Here is the yield curve at several points since the early days of the coronavirus development. Short term rates have steadily moved down but long term rates have bounced around a lot. Again, I'm not sure I have much to say. A lot of the movement on the long end may have been related more to market disequilibrium than to any systematic trends or expectations. Again, I am in waiting mode.

Inflation expectations have declined to less than 1%. As long as that is the case, there is probably a pretty tight limit to how high long term rates will go.

The one thing that might be even slightly informative this month is the expected low point of the Federal Funds Rate.

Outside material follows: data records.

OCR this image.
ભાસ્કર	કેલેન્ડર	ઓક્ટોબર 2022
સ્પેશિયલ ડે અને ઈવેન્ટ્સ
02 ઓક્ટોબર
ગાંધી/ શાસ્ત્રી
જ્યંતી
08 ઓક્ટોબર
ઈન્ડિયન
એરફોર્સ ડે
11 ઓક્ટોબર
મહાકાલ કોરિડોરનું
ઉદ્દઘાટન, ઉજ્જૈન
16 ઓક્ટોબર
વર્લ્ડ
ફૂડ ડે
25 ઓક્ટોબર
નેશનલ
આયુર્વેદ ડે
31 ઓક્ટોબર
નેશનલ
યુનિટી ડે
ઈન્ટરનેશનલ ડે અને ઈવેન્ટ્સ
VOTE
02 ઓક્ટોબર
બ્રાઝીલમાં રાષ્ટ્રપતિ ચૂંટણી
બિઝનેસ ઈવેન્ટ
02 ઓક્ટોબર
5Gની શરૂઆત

It had been at September 21 for a while, suggesting that Fed policy was expected to allow some sort of economic contraction that would settle in for more than a year.

But, the coronavirus has made everything suddenly more acute and one interesting result of that is that the expected low point of the Fed Funds Rate is now March 2021. It had gone as early as September 2020, but that might have been related to short term market disequilibria.

If this holds up, it suggests that the Fed has been spurred into a more vigorous reaction, and even though the recession will be much deeper than whatever was going to happen, we might recover more quickly because the Fed has jumped from a "minding the store" approach to a "whatever it takes" approach.

We have suddenly switched from a set of fiscal and monetary approaches that were, mistakenly, aimed at making American household assets illiquid, to a new approach where the Treasury and Fed are creating liquidity wherever they can. Because the bias for the past decade has been so far in the other direction, there is a lot to be gained by this.

But, of course, the virus creates many uncertainties.